Enhanced mechanical properties in 7075 Al alloy fasteners processed by post ECAP-CU aging

The reasonable selected aging scheme plays an important role in regulating the mutual influence between precipitation phenomena, grain size, dislocation density and mechanical properties in precipitation-hardenable alloys after deformation. In this research work, 7075 aluminium (Al) alloy fasteners with fine-grain structure were manufactured at room temperature using equal channel angular pressing (RT-ECAP) and cold upsetting (CU) composite deformation. Post-aging heat treatment was conducted to study the precipitation behavior of 7075 Al fasteners after composite deformation using additional characterization techniques such as X-ray diffraction, differential scanning calorimetry, transmission electron microscopy.

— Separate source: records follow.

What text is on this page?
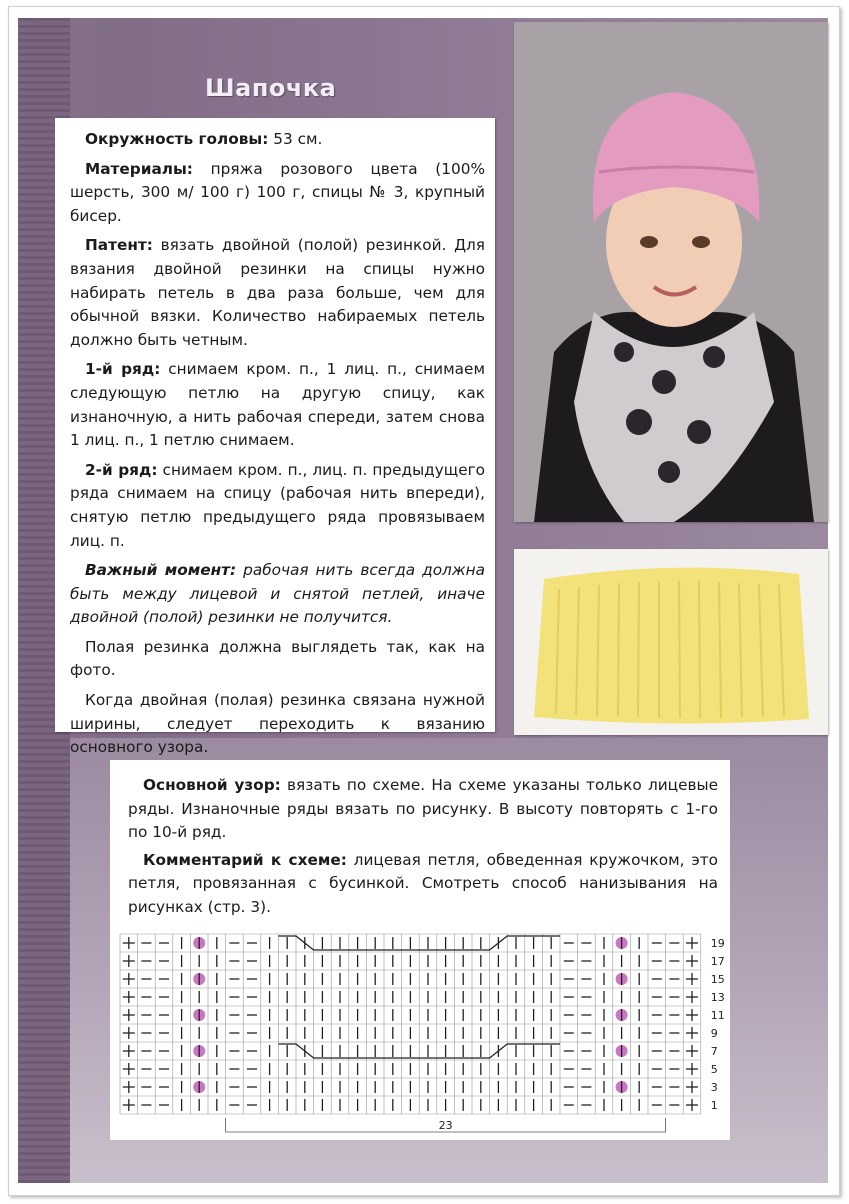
Шапочка

Окружность головы: 53 см.

Материалы: пряжа розового цвета (100% шерсть, 300 м/ 100 г) 100 г, спицы № 3, крупный бисер.

Патент: вязать двойной (полой) резинкой. Для вязания двойной резинки на спицы нужно набирать петель в два раза больше, чем для обычной вязки. Количество набираемых петель должно быть четным.

1-й ряд: снимаем кром. п., 1 лиц. п., снимаем следующую петлю на другую спицу, как изнаночную, а нить рабочая спереди, затем снова 1 лиц. п., 1 петлю снимаем.

2-й ряд: снимаем кром. п., лиц. п. предыдущего ряда снимаем на спицу (рабочая нить впереди), снятую петлю предыдущего ряда провязываем лиц. п.

Важный момент: рабочая нить всегда должна быть между лицевой и снятой петлей, иначе двойной (полой) резинки не получится.

Полая резинка должна выглядеть так, как на фото.

Когда двойная (полая) резинка связана нужной ширины, следует переходить к вязанию основного узора.

Основной узор: вязать по схеме. На схеме указаны только лицевые ряды. Изнаночные ряды вязать по рисунку. В высоту повторять с 1-го по 10-й ряд.

Комментарий к схеме: лицевая петля, обведенная кружочком, это петля, провязанная с бусинкой. Смотреть способ нанизывания на рисунках (стр. 3).

19
17
15
13
11
9
7
5
3
1
23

The mechanical properties of 7075 Al specimens were investigated using a universal tensile testing machine and a microhardness tester. The synergistic effects of ECAP-CU and post-aging on the microstructure and mechanical properties of 7075 Al alloy fasteners were investigated, the contribution of each strengthening mechanism was quantitatively calculated and finally the optimal post-deformation aging regime was determined. The results show that after ECAP-CU composite deformation and combined with post-aging, work-hardening and age-strengthening are maximally enhanced with limited dynamic recovery. The size, volume fraction of precipitates and dislocation density of 7075 Al alloy after AA82 (353K-20min) post-aging were 60.7 +/- 5.1 nm, 3.9 % and 1.7 x 1015 m-2, respectively. The microhardness of the samples after ECAP-CU combined with the AA82 aging regime (218.5 +/- 0.9HV) was approximately 77.9% higher than the microhardness of the initial specimens (122.8 +/- 2.0HV). In addition, the strength of the 7075 Al alloy in composite deformation combined with the AA82 post-aging regime was quantitatively calculated to reach 678 MPa within a finite error. In the ECAP-CU composite plastic deformation process combined with the AA82 low-temperature short-time post-aging treatment, the synergistic effects of work hardening and precipitation strengthening are maximized, significantly enhancing the mechanical properties of Al alloy fasteners, which can be used as an effective low-temperature short-time deformation post-aging scheme. This study provides a new idea for ECAP-CU composite deformation combined with low-temperature short-time post-ageing heat treatment to achieve further strengthening of 7075 aluminum alloy fasteners.